Ahmad Yaish says he used to boast to his family and friends in the West Bank about American values of freedom and democracy after he moved back to Nablus, where he was born and raised. Those who remember his words then tell him that he was brainwashed. America is very unpopular here for its support of Israel and, like in most of the rest of the world, for its war in Iraq. Now, Ahmad says he hides the fact that he holds an American passport. He disagrees with American politics but he hopes to return. He is secretly planning to move his family there so that his two boys, ages 14 and 11, can have more opportunities and come of age far from the violence that has plagued this city.

My friend, Emily, and I met Ahmad by chance last Friday in Nablus. He invited us to his home for lunch and to meet his family. His wife prepared kabob stuffed in fresh pita pockets. There was ground lamb meat, chunks of steak and chicken, liver, roasted tomatoes and onions, and lamb testicles. (The latter is Ahmad’s favorite; it tasted like tofu to me.) We were also served homemade french fries, the traditional chopped cucumber and tomato salad, hummous, tahina and baqdoonsiyeh. After lunch, we drank tea and ate mamool, a sugar cookie stuffed with date jam (ajweeyeh) or crushed pistachios (fustu’ halabi), a tradition at the Eid al-Fitr, the three-day end-of-Ramadan holiday, which began on Thursday.

During his last year of high school, Ahmad said he asked his English teacher where he could go in America for college. It had to be inexpensive or his father wouldn’t approve. So his teacher drew a big circle in the middle of a map of the United States and said that here, inside the circle, was the cheapest. Ahmad started at Oklahoma State University and graduated from the University of Nebraska. He wants to move his family to the Midwest, which he calls the real America. He moved back to Palestine in the early 1990s because he says he was tricked into believing that peace was in the works. (Thousands of Palestinian-Americans returned to their homeland during the 1990s; many have moved back to the United States.)

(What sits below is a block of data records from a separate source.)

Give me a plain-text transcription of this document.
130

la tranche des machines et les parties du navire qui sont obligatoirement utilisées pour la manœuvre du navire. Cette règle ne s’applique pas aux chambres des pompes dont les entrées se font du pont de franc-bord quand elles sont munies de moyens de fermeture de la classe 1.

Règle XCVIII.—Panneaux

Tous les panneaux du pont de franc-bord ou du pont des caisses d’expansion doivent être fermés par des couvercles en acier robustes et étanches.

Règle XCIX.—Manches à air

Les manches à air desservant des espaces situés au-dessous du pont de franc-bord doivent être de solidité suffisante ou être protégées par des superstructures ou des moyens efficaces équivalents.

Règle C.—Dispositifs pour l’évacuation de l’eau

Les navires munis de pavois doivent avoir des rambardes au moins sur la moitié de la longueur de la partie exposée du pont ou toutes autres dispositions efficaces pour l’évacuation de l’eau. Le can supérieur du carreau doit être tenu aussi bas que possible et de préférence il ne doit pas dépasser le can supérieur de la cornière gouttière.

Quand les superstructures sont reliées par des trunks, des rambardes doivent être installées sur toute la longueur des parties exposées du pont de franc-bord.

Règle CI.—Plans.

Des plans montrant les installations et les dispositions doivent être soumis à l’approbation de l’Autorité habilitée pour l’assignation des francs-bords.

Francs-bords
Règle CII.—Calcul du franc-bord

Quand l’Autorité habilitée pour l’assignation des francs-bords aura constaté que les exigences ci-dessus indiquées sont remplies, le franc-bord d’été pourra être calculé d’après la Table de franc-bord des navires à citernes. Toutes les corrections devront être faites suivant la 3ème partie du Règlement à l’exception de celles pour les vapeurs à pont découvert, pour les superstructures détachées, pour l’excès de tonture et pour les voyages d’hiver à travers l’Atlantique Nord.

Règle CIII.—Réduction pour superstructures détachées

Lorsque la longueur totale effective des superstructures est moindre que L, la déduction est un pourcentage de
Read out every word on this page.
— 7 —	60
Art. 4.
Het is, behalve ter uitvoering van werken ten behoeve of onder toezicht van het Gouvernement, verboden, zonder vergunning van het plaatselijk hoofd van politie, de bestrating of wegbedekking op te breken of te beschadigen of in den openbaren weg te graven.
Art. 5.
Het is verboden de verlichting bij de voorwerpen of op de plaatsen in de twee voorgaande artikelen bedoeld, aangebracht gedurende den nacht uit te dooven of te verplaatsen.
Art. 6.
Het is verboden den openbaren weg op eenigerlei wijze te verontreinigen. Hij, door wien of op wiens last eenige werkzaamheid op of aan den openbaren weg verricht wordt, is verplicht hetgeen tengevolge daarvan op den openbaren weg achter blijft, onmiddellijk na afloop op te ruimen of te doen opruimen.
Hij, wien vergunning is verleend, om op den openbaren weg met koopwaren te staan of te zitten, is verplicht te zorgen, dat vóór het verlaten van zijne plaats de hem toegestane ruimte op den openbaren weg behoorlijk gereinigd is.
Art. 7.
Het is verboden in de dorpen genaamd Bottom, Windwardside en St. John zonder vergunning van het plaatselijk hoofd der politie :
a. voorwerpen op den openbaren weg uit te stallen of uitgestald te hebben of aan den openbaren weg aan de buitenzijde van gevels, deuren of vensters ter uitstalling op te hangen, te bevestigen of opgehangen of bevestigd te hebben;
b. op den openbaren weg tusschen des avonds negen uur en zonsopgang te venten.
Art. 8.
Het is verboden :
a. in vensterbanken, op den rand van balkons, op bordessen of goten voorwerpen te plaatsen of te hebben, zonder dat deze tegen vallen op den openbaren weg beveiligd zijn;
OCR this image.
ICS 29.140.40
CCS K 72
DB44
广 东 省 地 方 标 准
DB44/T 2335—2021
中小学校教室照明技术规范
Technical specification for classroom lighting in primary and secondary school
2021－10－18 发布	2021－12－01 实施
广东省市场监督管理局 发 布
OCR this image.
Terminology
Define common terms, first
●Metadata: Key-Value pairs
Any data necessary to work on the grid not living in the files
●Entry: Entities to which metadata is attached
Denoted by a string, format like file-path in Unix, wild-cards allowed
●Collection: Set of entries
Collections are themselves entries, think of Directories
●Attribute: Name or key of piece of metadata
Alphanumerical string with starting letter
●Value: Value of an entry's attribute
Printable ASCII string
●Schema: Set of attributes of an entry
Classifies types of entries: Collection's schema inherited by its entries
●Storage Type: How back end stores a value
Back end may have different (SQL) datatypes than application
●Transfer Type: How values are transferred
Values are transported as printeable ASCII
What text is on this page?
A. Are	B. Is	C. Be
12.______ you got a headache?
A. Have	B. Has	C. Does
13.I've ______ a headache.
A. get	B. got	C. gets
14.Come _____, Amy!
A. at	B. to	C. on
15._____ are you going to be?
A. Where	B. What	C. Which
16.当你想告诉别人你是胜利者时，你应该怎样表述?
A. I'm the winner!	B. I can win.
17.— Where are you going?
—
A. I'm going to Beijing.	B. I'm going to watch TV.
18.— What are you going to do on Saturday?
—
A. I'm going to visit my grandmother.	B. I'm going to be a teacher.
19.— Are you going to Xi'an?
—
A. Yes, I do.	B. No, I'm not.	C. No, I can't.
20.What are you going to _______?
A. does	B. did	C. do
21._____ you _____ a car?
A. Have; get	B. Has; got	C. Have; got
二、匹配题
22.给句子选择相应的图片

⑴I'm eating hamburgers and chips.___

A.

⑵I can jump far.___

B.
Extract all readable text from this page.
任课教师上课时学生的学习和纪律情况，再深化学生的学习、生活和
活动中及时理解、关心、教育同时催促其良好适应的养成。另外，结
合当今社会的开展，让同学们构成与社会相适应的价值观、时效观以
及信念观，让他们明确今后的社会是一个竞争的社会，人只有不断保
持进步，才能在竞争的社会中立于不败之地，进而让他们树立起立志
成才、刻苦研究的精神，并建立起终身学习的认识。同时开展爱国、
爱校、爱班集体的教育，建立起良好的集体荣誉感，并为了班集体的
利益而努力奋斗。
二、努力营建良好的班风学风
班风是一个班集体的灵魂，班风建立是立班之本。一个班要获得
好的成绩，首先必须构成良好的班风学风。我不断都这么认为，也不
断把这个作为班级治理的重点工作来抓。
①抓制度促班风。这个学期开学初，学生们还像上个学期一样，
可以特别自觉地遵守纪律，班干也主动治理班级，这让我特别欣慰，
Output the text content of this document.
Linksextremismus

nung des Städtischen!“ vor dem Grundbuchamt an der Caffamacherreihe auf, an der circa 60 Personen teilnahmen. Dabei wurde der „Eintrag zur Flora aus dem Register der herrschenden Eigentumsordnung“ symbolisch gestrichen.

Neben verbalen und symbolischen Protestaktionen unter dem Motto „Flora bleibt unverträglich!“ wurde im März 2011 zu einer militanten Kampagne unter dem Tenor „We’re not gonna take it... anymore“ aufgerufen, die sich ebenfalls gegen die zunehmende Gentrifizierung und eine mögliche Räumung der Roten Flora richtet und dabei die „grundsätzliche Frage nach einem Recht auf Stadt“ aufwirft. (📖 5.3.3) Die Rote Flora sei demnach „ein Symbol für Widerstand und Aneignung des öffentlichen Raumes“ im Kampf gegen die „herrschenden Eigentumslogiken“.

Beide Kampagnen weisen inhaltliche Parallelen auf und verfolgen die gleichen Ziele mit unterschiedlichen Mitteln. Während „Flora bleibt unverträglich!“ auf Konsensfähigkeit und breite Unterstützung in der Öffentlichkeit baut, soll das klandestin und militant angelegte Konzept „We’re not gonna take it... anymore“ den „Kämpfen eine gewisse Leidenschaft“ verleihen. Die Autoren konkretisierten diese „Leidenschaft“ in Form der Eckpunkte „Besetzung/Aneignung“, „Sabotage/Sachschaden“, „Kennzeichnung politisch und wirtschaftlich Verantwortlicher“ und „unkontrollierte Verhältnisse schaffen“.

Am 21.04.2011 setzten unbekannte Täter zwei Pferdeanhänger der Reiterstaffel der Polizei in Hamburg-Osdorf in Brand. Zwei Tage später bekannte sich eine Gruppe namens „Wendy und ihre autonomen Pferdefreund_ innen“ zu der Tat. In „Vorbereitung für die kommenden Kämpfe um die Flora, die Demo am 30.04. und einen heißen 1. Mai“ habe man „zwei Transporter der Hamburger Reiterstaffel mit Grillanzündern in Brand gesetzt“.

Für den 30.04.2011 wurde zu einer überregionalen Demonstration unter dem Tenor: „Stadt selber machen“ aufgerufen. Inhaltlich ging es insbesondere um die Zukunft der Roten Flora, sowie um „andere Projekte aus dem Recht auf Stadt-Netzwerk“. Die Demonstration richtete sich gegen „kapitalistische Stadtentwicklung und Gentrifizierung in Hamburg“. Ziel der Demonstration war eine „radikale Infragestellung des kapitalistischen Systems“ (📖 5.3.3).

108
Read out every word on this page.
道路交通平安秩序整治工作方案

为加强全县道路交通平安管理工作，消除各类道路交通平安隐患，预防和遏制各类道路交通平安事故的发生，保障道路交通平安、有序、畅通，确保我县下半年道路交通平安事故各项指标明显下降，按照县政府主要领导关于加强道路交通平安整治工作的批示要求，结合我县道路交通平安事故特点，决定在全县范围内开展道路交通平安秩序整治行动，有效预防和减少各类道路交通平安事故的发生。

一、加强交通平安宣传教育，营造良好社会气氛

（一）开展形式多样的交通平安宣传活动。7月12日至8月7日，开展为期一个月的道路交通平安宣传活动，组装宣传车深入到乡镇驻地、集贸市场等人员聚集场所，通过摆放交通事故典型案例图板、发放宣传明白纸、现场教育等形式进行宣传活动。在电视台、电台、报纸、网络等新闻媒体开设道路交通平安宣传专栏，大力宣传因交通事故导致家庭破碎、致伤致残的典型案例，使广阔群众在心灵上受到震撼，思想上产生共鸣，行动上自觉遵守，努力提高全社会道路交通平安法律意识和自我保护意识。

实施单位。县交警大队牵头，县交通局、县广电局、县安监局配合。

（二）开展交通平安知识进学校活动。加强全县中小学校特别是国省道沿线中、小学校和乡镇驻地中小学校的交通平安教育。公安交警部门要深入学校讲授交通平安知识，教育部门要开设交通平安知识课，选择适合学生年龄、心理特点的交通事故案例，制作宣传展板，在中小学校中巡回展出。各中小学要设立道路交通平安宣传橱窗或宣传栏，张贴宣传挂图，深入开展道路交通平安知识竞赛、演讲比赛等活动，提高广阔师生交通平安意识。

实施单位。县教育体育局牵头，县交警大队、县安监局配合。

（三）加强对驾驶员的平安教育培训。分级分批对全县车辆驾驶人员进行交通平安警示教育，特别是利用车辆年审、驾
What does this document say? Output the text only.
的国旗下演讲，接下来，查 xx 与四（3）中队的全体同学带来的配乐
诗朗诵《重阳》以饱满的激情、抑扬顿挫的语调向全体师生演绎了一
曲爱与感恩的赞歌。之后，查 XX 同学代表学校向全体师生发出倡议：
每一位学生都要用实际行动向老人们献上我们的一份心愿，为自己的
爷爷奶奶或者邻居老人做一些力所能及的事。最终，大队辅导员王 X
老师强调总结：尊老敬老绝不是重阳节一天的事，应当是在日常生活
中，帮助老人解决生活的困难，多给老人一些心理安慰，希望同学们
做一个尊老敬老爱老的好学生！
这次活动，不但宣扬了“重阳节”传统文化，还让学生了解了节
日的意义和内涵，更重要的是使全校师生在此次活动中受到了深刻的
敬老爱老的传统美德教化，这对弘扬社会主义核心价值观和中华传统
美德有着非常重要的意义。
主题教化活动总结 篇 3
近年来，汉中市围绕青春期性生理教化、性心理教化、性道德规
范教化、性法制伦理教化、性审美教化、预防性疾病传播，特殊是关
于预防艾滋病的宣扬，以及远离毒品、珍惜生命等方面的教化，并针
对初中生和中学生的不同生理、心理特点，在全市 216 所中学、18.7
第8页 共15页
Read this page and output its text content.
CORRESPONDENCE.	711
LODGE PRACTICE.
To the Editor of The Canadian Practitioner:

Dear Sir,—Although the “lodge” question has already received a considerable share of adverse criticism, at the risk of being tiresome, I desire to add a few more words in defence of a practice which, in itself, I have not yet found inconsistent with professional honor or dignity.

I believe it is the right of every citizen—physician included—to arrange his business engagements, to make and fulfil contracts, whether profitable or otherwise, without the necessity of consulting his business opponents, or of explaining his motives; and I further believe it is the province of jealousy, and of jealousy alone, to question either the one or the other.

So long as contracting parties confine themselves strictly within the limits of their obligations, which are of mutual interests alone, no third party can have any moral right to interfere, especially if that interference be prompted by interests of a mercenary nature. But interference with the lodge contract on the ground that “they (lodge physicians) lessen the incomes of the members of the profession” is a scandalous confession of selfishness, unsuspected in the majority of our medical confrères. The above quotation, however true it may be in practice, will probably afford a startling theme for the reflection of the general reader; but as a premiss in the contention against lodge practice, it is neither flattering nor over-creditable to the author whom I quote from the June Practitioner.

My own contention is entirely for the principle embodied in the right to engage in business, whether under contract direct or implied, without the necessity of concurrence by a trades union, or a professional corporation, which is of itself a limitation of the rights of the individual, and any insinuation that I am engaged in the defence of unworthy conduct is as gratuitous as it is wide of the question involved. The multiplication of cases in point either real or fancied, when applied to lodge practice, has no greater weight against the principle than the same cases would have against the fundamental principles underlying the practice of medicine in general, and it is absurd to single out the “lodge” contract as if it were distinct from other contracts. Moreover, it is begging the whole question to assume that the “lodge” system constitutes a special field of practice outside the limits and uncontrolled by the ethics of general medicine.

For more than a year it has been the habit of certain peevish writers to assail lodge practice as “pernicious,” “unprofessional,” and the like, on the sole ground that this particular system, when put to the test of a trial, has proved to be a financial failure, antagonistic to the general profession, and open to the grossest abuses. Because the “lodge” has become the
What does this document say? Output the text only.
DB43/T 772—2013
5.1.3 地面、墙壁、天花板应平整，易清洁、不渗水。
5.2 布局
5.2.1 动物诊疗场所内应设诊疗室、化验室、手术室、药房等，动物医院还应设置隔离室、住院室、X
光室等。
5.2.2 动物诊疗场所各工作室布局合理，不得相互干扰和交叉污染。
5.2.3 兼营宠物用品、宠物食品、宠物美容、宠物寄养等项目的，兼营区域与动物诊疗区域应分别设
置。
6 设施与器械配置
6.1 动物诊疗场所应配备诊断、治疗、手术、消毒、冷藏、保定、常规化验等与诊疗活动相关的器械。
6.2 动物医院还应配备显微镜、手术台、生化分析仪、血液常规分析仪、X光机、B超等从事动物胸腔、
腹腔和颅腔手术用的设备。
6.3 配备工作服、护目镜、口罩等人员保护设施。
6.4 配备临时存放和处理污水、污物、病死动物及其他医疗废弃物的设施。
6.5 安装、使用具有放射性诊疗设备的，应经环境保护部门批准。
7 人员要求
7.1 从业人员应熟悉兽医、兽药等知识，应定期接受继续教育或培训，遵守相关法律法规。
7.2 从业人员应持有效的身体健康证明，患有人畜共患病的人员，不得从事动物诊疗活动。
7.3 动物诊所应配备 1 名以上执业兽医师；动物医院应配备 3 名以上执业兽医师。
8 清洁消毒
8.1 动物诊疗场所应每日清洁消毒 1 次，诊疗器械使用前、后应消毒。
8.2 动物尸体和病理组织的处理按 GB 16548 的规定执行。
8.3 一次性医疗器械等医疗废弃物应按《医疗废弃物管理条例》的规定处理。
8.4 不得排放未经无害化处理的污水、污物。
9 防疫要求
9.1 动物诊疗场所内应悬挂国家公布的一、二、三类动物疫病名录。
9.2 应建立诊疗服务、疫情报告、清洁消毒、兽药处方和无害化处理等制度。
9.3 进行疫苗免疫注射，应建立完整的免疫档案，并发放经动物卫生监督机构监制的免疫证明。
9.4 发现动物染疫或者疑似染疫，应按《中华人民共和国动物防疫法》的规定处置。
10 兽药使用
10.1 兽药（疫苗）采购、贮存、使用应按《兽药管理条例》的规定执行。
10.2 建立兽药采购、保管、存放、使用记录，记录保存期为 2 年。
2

Ahmad manufactures and sells gold jewelry. He is the rare Palestinian who has business partners in Tel Aviv and travels frequently to the Gulf and to Europe. He has read the Old Testament and books on Jewish history in an effort to understand the Israelis. “I want to know what it is they want,” he told us. “I still don’t know.” Despite his American passport, he is unable to travel to Israeli cities and cannot fly in or out of Ben Gurion Airport in Tel Aviv simply because he is Palestinian. Italy, he says, used to be three hours away. Now, the journey requires a series of taxi rides to the Jordanian border, crossing through Israeli customs and immigration checks, which can take hours, and then a taxi to Amman and a flight from there. It took him one year, he says, to obtain permission from Israeli authorities to travel to the American consulate in East Jerusalem, part of the occupied West Bank which is now off-limits to most Palestinians.

Next summer, Ahmad plans to take his family on a one-month vacation of America, which he says will include a visit to his old haunts in Omaha, as well as Florida and a drive from Los Angeles to Lake Tahoe. If they like it, he will move them there and leave Palestine behind, perhaps for good.